El debate es urgente, porque la digitalización de la economía está habilitando todo un discurso que se ampara en las ideas de “crecimiento verde” o “desarrollo sostenible”: al tildar de inmaterial la economía digital, se cree que esta puede impulsar el desacople que supere la contradicción entre el capitalismo y la sostenibilidad de la vida.

¿Qué hacer?

¿Cómo revertir esta situación? Dado que el mayor impacto de los productos digitales se encuentra, como vimos, en la fase productiva, una primera medida sería reducir la obsolescencia de estos productos. La llamada obsolescencia programada refiere al hecho, ampliamente conocido, de que las empresas intencionalmente fabrican un producto para que dure menos tiempo del que podría funcionar. Aquí, cree Bellver, “las soluciones pasan por una legislación que penalice este tipo de prácticas abusivas por parte de las empresas, al mismo tiempo que permita fomentar la fabricación de productos modulares, de tal forma que, si un componente de un dispositivo electrónico se estropea, este pueda sustituirse de manera relativamente sencilla”.

Pero existe otro tipo de obsolescencia no menos importante para el caso que nos ocupa: la obsolescencia percibida, esto es, el hecho de que, aunque el aparato siga funcionando, el usuario perciba que no ya no le sirve, muchas veces por el simple hecho de que otro modelo más nuevo ha llegado al mercado. “Me temo que, mientras siga presente la invasión publicitaria de nuestras vidas, que fomenta el propio modelo de producción y consumo dominante, poco se puede hacer, salvo seguir fomentando otras prácticas y valores que empujen hacia cambios en nuestra cultura consumista y despilfarradora”. Como, por ejemplo, informarnos del reguero de impactos que arrastra nuestro teléfono; tal vez en ese caso no nos den ganas de sustituirlo tan rápidamente por otro.
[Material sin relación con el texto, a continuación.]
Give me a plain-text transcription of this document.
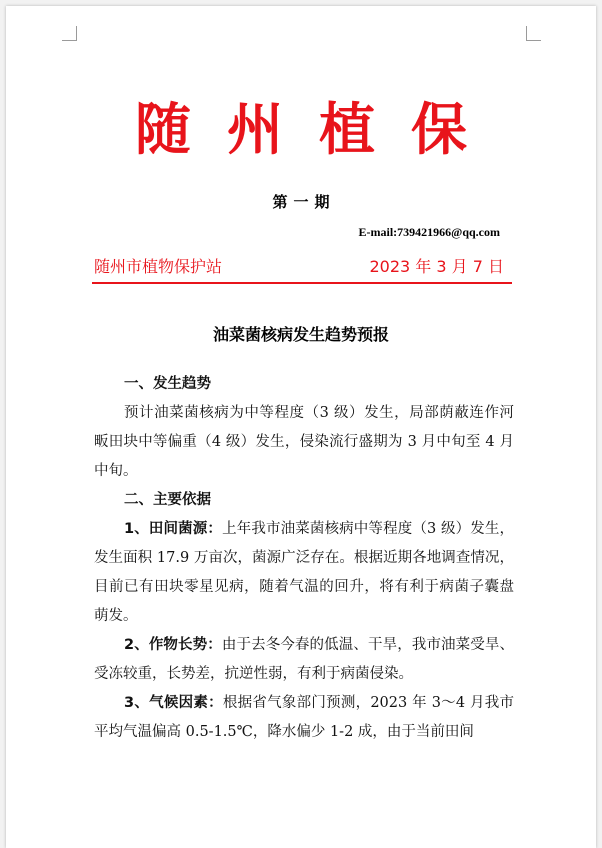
随州植保
第一期
E-mail:739421966@qq.com
随州市植物保护站	2023 年 3 月 7 日
油菜菌核病发生趋势预报

一、发生趋势

预计油菜菌核病为中等程度（3 级）发生，局部荫蔽连作河畈田块中等偏重（4 级）发生，侵染流行盛期为 3 月中旬至 4 月中旬。

二、主要依据

1、田间菌源：上年我市油菜菌核病中等程度（3 级）发生，发生面积 17.9 万亩次，菌源广泛存在。根据近期各地调查情况，目前已有田块零星见病，随着气温的回升，将有利于病菌子囊盘萌发。

2、作物长势：由于去冬今春的低温、干旱，我市油菜受旱、受冻较重，长势差，抗逆性弱，有利于病菌侵染。

3、气候因素：根据省气象部门预测，2023 年 3～4 月我市平均气温偏高 0.5-1.5℃，降水偏少 1-2 成，由于当前田间
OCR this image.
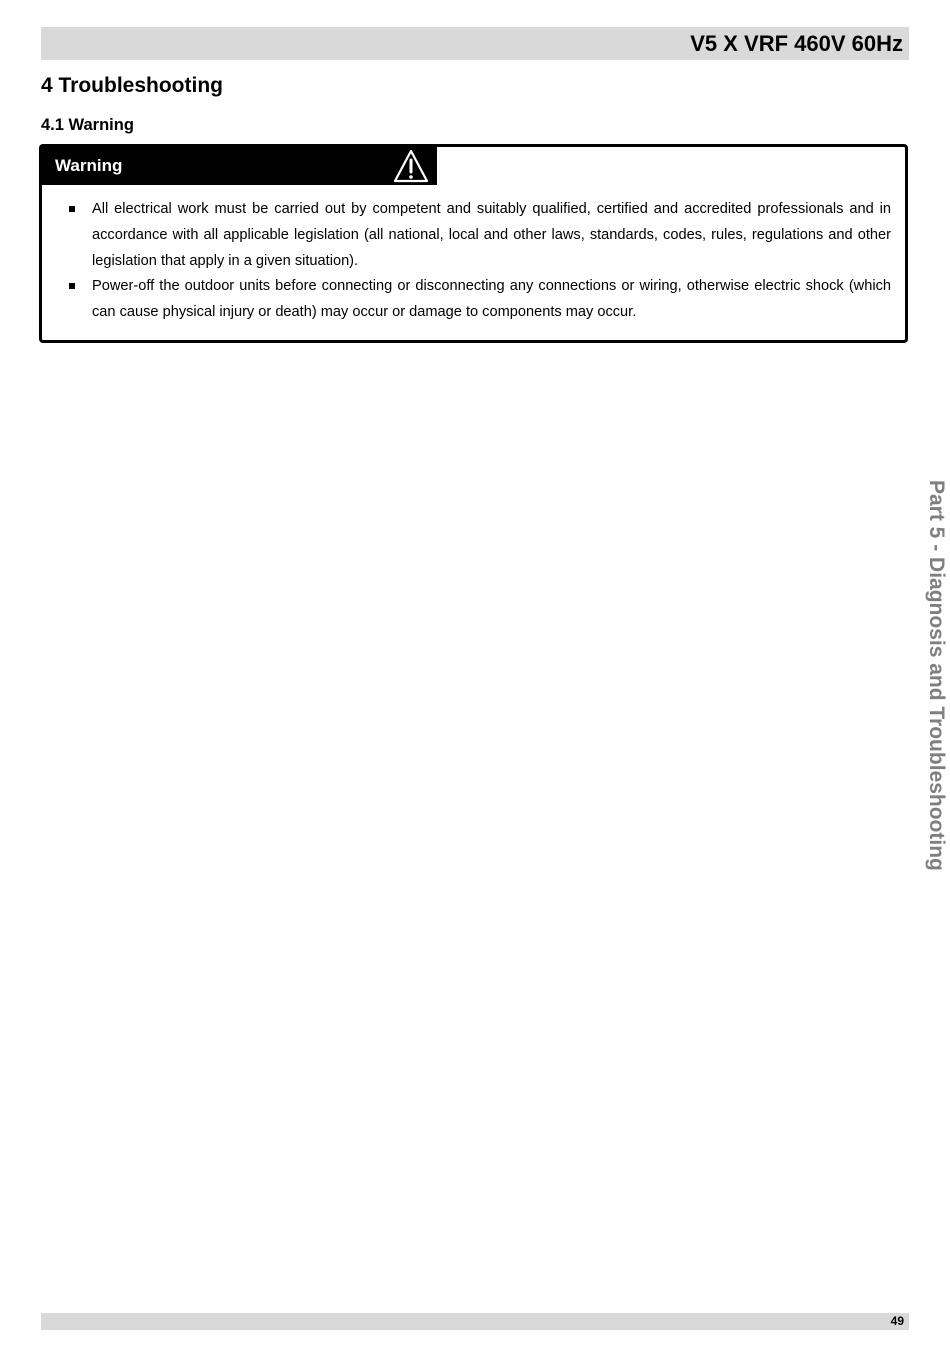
V5 X VRF 460V 60Hz
4 Troubleshooting
4.1 Warning
Warning
All electrical work must be carried out by competent and suitably qualified, certified and accredited professionals and in accordance with all applicable legislation (all national, local and other laws, standards, codes, rules, regulations and other legislation that apply in a given situation).
Power-off the outdoor units before connecting or disconnecting any connections or wiring, otherwise electric shock (which can cause physical injury or death) may occur or damage to components may occur.
Part 5 - Diagnosis and Troubleshooting
49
Debemos, además, Interiorizar que, como cualquier otro consumo, el vinculado a la economía digital genera un gasto energético y de materiales, y actuar en consecuencia. No sólo tratando de alargar la vida de los productos u optando, cuando las hay, por alternativas más justas, sino también teniendo cuidado en nuestros gestos cotidianos: así como tratamos de apagar la luz cuando no es necesaria, podemos evitar mandar correos electrónicos que no aportan nada -se calcula que el 61 % de los e-mails que se envían no son esenciales, y de ellos, el 68,8 % es puro spam- y tratar de borrar los que ya no necesitamos. Un ejemplo: eliminar 30 mails de nuestra bandeja de entrada puede suponer el ahorro de 222 W, equivalente a una bombilla de bajo consumo que se deja encendida durante un día.